You know it’s bad when I regret not wrestling into coveralls for my ten minutes of chicken chores. Some days the wind has felt like me, too cold to move, but other days I wonder if this is what Antarctica feels like as the cold wind hits as I step outside, literally taking my breath away. 

I’ve learned to appreciate some of the finer points of winter, since being married to a farmer who works hypothetically less during a few of the colder months. But I would without fail rather be too warm than too cold, so eventually, this weather is just too much. Or too little, looking at the numbers on the thermometer. 

I used to have days when it’s like my bones got cold and just couldn’t warm up fully, no matter how many layers I’d put on. Growing kids has recalibrated my internal thermostat to a good extent, and I often have a hard time even wearing long sleeves. But the t-shirts have gotten a rest the last couple weeks, as cozy and warm must be the name of the game to survive. 

It doesn’t help that the winter emotional blahs correlate with the weather sometimes. Seasonal Affective Disorder is a real thing, and while Kansas sunshine makes a huge difference to me, it’s not always enough for everyone. Our family just had a chaotic week that left us with some emotional whiplash, and our mood the last few days has been a bit frosty and meh. 

Time to bring out the warming foods. Of course we think of hot soups, hot casseroles, hot chocolate…and I also think of hot sauce. While spicy foods don’t actually heat up your body temperature, they can make you feel warmer momentarily. A placebo doesn’t have to be effective to work. 
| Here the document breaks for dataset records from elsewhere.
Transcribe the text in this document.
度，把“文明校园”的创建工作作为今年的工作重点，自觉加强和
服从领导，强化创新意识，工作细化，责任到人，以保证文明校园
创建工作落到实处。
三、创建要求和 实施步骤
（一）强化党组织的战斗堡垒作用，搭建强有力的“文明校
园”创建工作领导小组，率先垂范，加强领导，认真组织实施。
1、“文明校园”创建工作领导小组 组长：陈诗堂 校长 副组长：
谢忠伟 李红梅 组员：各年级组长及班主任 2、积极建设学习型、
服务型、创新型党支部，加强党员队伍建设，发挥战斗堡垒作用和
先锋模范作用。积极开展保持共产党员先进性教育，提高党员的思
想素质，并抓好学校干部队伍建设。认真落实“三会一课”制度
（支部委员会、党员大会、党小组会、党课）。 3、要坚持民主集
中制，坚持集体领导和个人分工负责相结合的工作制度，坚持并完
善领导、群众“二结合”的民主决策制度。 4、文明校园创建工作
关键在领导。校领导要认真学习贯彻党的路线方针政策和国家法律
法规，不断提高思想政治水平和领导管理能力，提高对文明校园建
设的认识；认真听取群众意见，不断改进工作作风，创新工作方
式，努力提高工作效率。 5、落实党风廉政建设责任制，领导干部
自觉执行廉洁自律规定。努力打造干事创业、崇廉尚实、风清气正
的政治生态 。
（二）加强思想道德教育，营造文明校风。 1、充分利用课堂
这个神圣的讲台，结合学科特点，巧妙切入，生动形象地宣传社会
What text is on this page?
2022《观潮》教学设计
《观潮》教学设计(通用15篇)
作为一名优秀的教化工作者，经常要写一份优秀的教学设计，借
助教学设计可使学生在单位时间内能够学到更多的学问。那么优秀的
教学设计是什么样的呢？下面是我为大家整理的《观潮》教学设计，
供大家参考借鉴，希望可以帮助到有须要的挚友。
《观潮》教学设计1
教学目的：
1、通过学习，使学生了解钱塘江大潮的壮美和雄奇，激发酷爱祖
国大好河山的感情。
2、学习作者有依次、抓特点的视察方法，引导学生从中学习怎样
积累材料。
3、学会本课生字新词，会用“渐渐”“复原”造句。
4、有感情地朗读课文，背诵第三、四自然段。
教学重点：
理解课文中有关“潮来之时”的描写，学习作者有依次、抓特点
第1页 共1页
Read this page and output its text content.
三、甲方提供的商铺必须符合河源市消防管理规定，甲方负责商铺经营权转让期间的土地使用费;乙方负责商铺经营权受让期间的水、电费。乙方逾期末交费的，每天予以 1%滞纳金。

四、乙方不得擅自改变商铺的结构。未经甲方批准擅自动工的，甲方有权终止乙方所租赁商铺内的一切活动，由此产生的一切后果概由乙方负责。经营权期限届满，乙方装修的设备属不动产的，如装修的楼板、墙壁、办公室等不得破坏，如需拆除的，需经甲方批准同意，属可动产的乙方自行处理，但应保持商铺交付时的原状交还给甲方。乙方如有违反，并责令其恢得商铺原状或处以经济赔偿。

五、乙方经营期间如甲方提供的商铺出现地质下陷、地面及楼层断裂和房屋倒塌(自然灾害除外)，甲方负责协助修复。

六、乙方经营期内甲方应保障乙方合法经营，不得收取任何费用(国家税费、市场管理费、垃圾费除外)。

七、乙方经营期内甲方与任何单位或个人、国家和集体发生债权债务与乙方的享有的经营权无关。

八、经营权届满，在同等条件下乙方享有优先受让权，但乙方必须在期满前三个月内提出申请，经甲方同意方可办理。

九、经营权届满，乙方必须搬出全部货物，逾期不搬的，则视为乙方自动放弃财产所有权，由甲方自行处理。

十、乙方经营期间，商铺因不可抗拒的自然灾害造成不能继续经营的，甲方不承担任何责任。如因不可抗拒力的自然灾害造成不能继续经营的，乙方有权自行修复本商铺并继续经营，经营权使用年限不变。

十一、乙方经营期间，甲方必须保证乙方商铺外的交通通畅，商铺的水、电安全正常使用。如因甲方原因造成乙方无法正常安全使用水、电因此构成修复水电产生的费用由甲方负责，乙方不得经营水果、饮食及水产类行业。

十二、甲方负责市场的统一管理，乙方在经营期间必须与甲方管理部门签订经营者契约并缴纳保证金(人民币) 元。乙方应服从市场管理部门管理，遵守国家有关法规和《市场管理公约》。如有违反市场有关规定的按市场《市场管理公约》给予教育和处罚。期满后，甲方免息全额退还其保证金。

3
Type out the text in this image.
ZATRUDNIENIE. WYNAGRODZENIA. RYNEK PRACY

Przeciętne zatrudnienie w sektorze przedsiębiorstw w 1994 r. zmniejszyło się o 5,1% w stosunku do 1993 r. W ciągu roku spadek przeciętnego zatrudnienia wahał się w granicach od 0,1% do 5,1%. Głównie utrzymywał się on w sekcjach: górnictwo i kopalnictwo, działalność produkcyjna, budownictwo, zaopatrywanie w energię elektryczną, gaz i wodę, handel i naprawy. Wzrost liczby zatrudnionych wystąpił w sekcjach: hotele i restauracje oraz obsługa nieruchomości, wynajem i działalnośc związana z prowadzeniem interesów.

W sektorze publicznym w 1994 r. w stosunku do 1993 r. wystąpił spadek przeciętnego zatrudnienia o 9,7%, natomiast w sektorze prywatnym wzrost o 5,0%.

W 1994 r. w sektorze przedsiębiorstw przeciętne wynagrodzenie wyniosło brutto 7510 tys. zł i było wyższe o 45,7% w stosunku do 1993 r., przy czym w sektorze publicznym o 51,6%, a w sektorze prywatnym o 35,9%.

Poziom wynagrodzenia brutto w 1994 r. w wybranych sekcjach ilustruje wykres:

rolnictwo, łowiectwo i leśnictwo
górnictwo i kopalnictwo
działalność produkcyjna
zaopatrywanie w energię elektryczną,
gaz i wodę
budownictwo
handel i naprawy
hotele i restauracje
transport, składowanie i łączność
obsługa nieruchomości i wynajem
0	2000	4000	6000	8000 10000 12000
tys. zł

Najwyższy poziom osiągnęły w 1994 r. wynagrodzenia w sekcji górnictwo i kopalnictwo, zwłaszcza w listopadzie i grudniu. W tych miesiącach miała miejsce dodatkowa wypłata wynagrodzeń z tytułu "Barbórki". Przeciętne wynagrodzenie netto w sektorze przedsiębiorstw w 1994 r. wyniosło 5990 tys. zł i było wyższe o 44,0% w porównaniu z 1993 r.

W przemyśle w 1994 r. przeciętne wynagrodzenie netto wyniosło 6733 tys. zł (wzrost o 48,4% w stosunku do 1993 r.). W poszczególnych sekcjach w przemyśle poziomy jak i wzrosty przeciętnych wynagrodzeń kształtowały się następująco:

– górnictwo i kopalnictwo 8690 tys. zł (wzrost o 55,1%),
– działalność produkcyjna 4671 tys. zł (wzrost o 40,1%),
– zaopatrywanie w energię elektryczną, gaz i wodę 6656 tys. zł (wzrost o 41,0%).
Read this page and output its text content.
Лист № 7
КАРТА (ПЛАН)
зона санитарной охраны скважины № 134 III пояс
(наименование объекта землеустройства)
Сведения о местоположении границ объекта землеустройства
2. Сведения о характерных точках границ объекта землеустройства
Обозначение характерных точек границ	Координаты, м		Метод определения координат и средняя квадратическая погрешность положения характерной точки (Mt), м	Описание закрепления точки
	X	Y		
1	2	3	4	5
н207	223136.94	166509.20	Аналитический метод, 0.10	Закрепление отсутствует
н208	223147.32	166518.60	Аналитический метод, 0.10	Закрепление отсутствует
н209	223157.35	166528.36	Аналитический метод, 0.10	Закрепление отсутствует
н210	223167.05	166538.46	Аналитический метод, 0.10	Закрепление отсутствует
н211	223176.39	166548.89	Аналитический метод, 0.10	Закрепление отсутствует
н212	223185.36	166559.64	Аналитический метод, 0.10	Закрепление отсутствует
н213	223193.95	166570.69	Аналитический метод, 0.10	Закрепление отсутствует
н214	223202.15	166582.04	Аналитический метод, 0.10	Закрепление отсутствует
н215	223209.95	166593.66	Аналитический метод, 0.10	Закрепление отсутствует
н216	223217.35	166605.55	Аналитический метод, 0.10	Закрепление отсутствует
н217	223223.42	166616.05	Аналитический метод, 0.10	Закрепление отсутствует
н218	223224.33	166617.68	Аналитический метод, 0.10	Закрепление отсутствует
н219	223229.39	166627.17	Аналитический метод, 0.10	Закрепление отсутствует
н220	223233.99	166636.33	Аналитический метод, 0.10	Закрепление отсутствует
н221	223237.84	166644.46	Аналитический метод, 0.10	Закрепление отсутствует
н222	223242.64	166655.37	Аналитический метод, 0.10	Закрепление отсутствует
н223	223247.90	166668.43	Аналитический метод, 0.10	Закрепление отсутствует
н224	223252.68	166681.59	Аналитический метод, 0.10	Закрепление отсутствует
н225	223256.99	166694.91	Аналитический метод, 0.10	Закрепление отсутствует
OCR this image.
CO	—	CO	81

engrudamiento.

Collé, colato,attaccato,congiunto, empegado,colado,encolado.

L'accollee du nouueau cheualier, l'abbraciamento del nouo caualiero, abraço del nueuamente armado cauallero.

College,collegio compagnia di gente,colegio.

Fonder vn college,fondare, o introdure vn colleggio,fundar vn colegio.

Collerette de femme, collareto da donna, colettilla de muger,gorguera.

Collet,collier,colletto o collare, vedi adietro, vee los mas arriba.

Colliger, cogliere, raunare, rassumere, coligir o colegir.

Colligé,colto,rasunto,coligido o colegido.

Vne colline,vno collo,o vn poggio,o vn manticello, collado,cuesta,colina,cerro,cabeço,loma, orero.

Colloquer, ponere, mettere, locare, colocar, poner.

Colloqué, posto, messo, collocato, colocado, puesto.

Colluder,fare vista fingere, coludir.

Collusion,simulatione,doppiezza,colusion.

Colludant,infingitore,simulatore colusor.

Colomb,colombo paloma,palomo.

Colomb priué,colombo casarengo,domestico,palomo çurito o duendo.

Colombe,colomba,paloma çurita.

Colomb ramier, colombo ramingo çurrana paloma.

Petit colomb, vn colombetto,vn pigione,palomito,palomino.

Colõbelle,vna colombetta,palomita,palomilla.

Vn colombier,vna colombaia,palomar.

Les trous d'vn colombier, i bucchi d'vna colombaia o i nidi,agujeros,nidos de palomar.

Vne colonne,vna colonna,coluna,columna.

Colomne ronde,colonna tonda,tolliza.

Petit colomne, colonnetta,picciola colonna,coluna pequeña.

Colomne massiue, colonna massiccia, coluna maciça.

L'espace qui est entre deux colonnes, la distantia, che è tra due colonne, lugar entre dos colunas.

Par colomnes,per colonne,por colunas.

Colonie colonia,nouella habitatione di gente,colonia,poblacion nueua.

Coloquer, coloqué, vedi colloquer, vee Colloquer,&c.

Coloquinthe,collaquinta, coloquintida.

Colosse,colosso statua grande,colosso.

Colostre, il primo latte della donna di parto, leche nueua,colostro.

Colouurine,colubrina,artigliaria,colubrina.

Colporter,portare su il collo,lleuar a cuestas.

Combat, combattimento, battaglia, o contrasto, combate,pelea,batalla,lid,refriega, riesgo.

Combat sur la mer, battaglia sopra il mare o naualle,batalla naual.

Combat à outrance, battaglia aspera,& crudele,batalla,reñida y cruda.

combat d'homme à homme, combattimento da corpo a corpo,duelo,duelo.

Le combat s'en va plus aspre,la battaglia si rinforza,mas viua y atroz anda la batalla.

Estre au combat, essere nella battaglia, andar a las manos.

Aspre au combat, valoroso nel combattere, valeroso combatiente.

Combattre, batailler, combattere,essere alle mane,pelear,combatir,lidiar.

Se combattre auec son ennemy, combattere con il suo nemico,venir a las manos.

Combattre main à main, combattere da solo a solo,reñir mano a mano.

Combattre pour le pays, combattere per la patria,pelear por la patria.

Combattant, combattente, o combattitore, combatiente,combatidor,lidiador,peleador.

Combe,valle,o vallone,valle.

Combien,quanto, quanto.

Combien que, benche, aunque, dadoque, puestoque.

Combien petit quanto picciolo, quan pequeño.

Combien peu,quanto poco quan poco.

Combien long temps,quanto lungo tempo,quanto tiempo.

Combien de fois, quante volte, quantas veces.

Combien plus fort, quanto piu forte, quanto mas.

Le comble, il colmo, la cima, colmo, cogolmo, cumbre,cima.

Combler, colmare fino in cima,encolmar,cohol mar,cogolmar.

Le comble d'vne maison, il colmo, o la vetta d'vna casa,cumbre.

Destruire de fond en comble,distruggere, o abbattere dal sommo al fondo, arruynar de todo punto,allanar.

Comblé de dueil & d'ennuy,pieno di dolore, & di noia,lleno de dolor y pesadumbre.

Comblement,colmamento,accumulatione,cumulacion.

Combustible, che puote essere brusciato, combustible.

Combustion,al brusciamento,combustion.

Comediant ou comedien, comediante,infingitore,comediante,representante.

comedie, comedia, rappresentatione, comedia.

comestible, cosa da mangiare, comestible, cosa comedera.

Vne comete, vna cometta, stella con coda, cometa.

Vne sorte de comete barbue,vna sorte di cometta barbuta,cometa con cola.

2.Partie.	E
An often overlooked source of spicy in our Midwestern world is wasabi. Though essentially all the wasabi you’ll encounter around here is going to be horseradish dyed green, it’s still delightful and that little extra pop of color can’t hurt in this winter wonderland. Its spiciness can sear through our nostrils and its piquant flavor can stampede through our tastebuds, energizing us physically and mentally. The wasabi/horseradish burn tastes ironically like a cold hot, a nice complement to these wintry, yet hopefully warm, days.

 

Creamy Avocado Wasabi Sauce

Some people who don’t handle spicy food well can still enjoy wasabi-style heat (like Brian), since it burns and then leaves, instead of lingering like chile-based spice. We are hosting a sushi-making night this week, so it’s perfect timing for me to whip up some wasabi sauce, but I need to remember to use it on more than just sushi — it was already delicious dipped with baby carrots, but I’m thinking roasted cauliflower, scrambled egg sandwiches, or even swirled into other warm-food favorites like chowders or creamy pasta for a little zing. 

Prep tips: I used two kinds of wasabi because I had them, but just one style will work. Keep in mind different brands may have highly variable heat levels, so you do you. 

¼ cup mayonnaise 

¼ cup thick plain yogurt or sour cream

1 avocado

2 teaspoons powdered wasabi

2 teaspoons prepared wasabi

2 teaspoons hot or regular honey

½ tablespoon rice vinegar

¼ teaspoon salt, or to taste

Smash/whisk all ingredients together; adjust to taste.